NBI contractors have been on the ground for months surveying townlands across the country. This involves walking the routes and documenting images, notes and measurements of the poles, cables and underground ducts in each area. In Carlow, the first areas being surveyed include Downings, Ballymurphy, Coppenagh, Killerig, Friarstown, Slaneyquarter and Kilmagarvoge. Others will include Nurney, Agha, Old Leighlin, Clogrennane and Kellistown. The survey will help engineers to design a fibre network for every premises in an ‘intervention area’ – a map of almost 537,000 premises nationwide identified by the Department of Communications as not being served with adequate broadband services.
In Carlow, there are 8,088 premises in the intervention area (IA), which include homes, farms, commercial businesses and schools. This equates to 29% of all premises in the county. Under the National Broadband Plan, Carlow will see an investment of €32 million in the new high-speed fibre network. This will enable e-learning, remote monitoring of livestock or equipment, e-health initiatives, better energy efficiency in the home and more remote working – all of which support the National Development Plan.
The first homes in Carlow will be connected next year, with over 115,000 premises nationwide passed with the fibre network and available for connection within 18 months. In year three of the roll-out, NBI will continue to ramp up its design and build activities. By then, 40% of all premises in the IA will have access to future-proofed high-speed broadband.

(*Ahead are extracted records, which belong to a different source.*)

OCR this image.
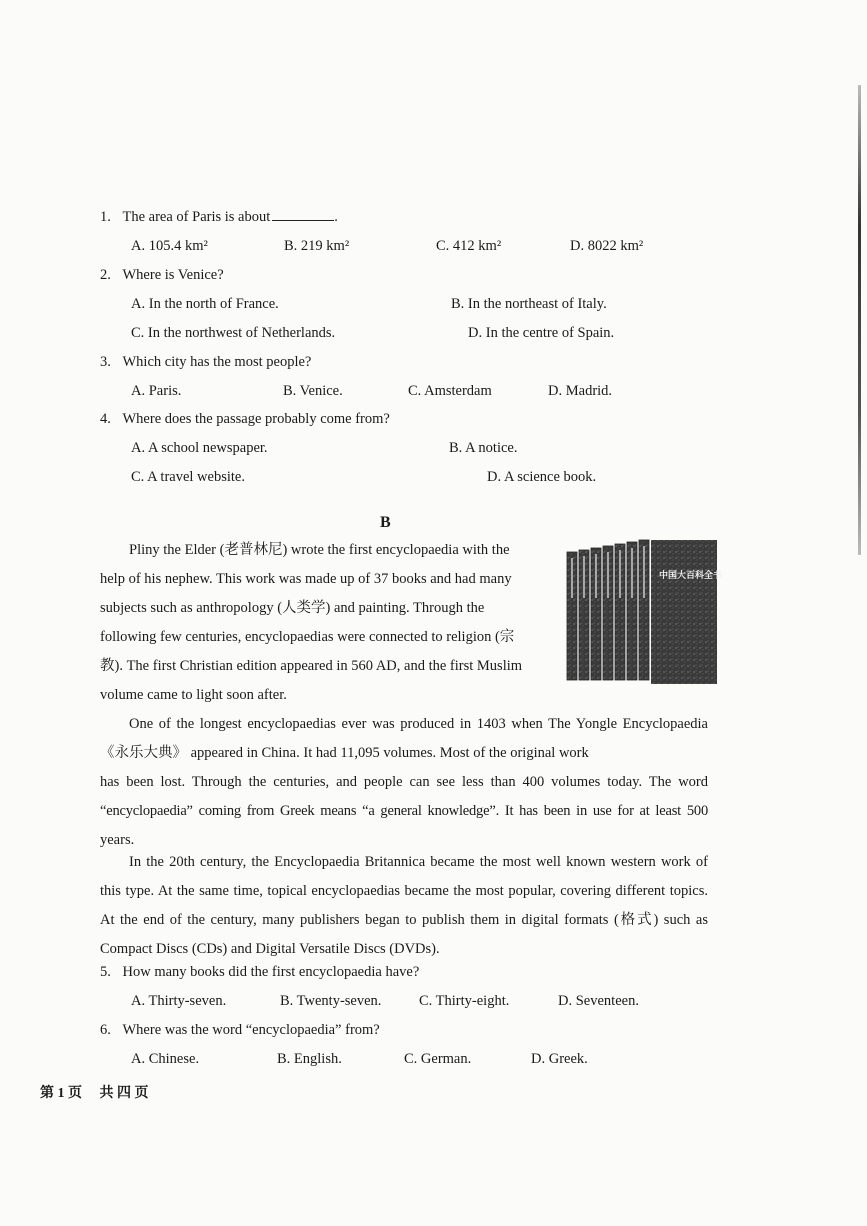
1. The area of Paris is about	.
A. 105.4 km²	B. 219 km²	C. 412 km²	D. 8022 km²
2. Where is Venice?
A. In the north of France.	B. In the northeast of Italy.
C. In the northwest of Netherlands.	D. In the centre of Spain.
3. Which city has the most people?
A. Paris.	B. Venice.	C. Amsterdam	D. Madrid.
4. Where does the passage probably come from?
A. A school newspaper.	B. A notice.
C. A travel website.	D. A science book.
B
Pliny the Elder (老普林尼) wrote the first encyclopaedia with the
help of his nephew. This work was made up of 37 books and had many
subjects such as anthropology (人类学) and painting. Through the
following few centuries, encyclopaedias were connected to religion (宗
教). The first Christian edition appeared in 560 AD, and the first Muslim
volume came to light soon after.
中国大百科全书
One of the longest encyclopaedias ever was produced in 1403 when The Yongle Encyclopaedia
《永乐大典》 appeared in China. It had 11,095 volumes. Most of the original work
has been lost. Through the centuries, and people can see less than 400 volumes today. The word
“encyclopaedia” coming from Greek means “a general knowledge”. It has been in use for at least 500
years.

In the 20th century, the Encyclopaedia Britannica became the most well known western work of this type. At the same time, topical encyclopaedias became the most popular, covering different topics. At the end of the century, many publishers began to publish them in digital formats (格式) such as Compact Discs (CDs) and Digital Versatile Discs (DVDs).

5. How many books did the first encyclopaedia have?
A. Thirty-seven.	B. Twenty-seven.	C. Thirty-eight.	D. Seventeen.
6. Where was the word “encyclopaedia” from?
A. Chinese.	B. English.	C. German.	D. Greek.
第 1 页 共 四 页
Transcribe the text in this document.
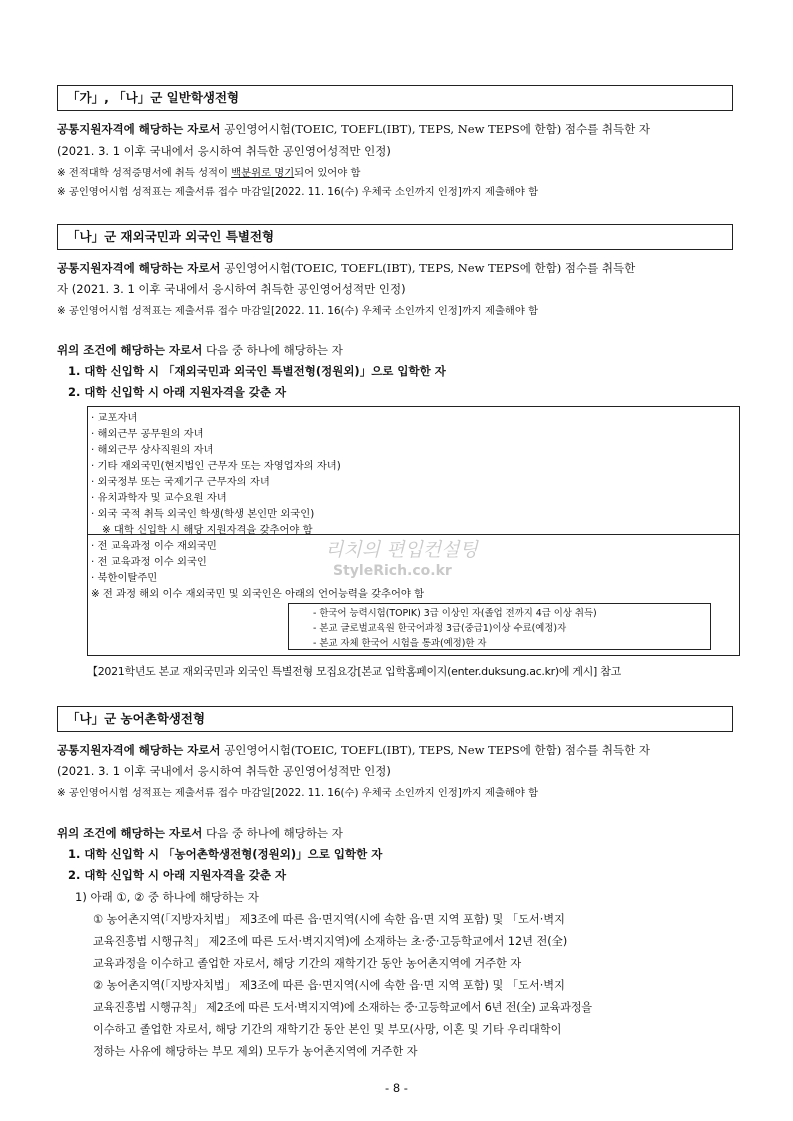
「가」, 「나」군 일반학생전형
공통지원자격에 해당하는 자로서 공인영어시험(TOEIC, TOEFL(IBT), TEPS, New TEPS에 한함) 점수를 취득한 자
(2021. 3. 1 이후 국내에서 응시하여 취득한 공인영어성적만 인정)
※ 전적대학 성적증명서에 취득 성적이 백분위로 명기되어 있어야 함
※ 공인영어시험 성적표는 제출서류 접수 마감일[2022. 11. 16(수) 우체국 소인까지 인정]까지 제출해야 함
「나」군 재외국민과 외국인 특별전형
공통지원자격에 해당하는 자로서 공인영어시험(TOEIC, TOEFL(IBT), TEPS, New TEPS에 한함) 점수를 취득한
자 (2021. 3. 1 이후 국내에서 응시하여 취득한 공인영어성적만 인정)
※ 공인영어시험 성적표는 제출서류 접수 마감일[2022. 11. 16(수) 우체국 소인까지 인정]까지 제출해야 함
위의 조건에 해당하는 자로서 다음 중 하나에 해당하는 자
1. 대학 신입학 시 「재외국민과 외국인 특별전형(정원외)」으로 입학한 자
2. 대학 신입학 시 아래 지원자격을 갖춘 자
· 교포자녀
· 해외근무 공무원의 자녀
· 해외근무 상사직원의 자녀
· 기타 재외국민(현지법인 근무자 또는 자영업자의 자녀)
· 외국정부 또는 국제기구 근무자의 자녀
· 유치과학자 및 교수요원 자녀
· 외국 국적 취득 외국인 학생(학생 본인만 외국인)
※ 대학 신입학 시 해당 지원자격을 갖추어야 함
· 전 교육과정 이수 재외국민
· 전 교육과정 이수 외국인
· 북한이탈주민
※ 전 과정 해외 이수 재외국민 및 외국인은 아래의 언어능력을 갖추어야 함
- 한국어 능력시험(TOPIK) 3급 이상인 자(졸업 전까지 4급 이상 취득)
- 본교 글로벌교육원 한국어과정 3급(중급1)이상 수료(예정)자
- 본교 자체 한국어 시험을 통과(예정)한 자
리치의 편입컨설팅
StyleRich.co.kr
【2021학년도 본교 재외국민과 외국인 특별전형 모집요강[본교 입학홈페이지(enter.duksung.ac.kr)에 게시] 참고
「나」군 농어촌학생전형
공통지원자격에 해당하는 자로서 공인영어시험(TOEIC, TOEFL(IBT), TEPS, New TEPS에 한함) 점수를 취득한 자
(2021. 3. 1 이후 국내에서 응시하여 취득한 공인영어성적만 인정)
※ 공인영어시험 성적표는 제출서류 접수 마감일[2022. 11. 16(수) 우체국 소인까지 인정]까지 제출해야 함
위의 조건에 해당하는 자로서 다음 중 하나에 해당하는 자
1. 대학 신입학 시 「농어촌학생전형(정원외)」으로 입학한 자
2. 대학 신입학 시 아래 지원자격을 갖춘 자
1) 아래 ①, ② 중 하나에 해당하는 자
① 농어촌지역(「지방자치법」 제3조에 따른 읍·면지역(시에 속한 읍·면 지역 포함) 및 「도서·벽지
교육진흥법 시행규칙」 제2조에 따른 도서·벽지지역)에 소재하는 초·중·고등학교에서 12년 전(全)
교육과정을 이수하고 졸업한 자로서, 해당 기간의 재학기간 동안 농어촌지역에 거주한 자
② 농어촌지역(「지방자치법」 제3조에 따른 읍·면지역(시에 속한 읍·면 지역 포함) 및 「도서·벽지
교육진흥법 시행규칙」 제2조에 따른 도서·벽지지역)에 소재하는 중·고등학교에서 6년 전(全) 교육과정을
이수하고 졸업한 자로서, 해당 기간의 재학기간 동안 본인 및 부모(사망, 이혼 및 기타 우리대학이
정하는 사유에 해당하는 부모 제외) 모두가 농어촌지역에 거주한 자
- 8 -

NBI has updated its website www.nbi.ie with a search tool to enable the public to check whether their premises is within the roll-out area and to show indicative dates for early surveying areas. All areas must first be surveyed to enable low-level designs for building the new, high-speed fibre network. The first phase of the roll-out has already seen more than 33,000 premises surveyed.
Separately, surveying is also underway for a target of 300 broadband connection points (BCPs) that will be connected nationwide in 2020. These facilities – which include GAA clubs, schools, community centres and other public facilities – will provide free access to high-speed internet in the roll-out area.
Over 250 premises have had surveys completed to enable high-speed connection capability by a designated retail service provider. These will pave the way for rural communities in the IA to receive the benefits of broadband, from mobile working, e-learning and mobile banking to digital tourism. In Carlow, some BCPs include Duckett’s Grove, Borris Library and Rathanna Community Centre.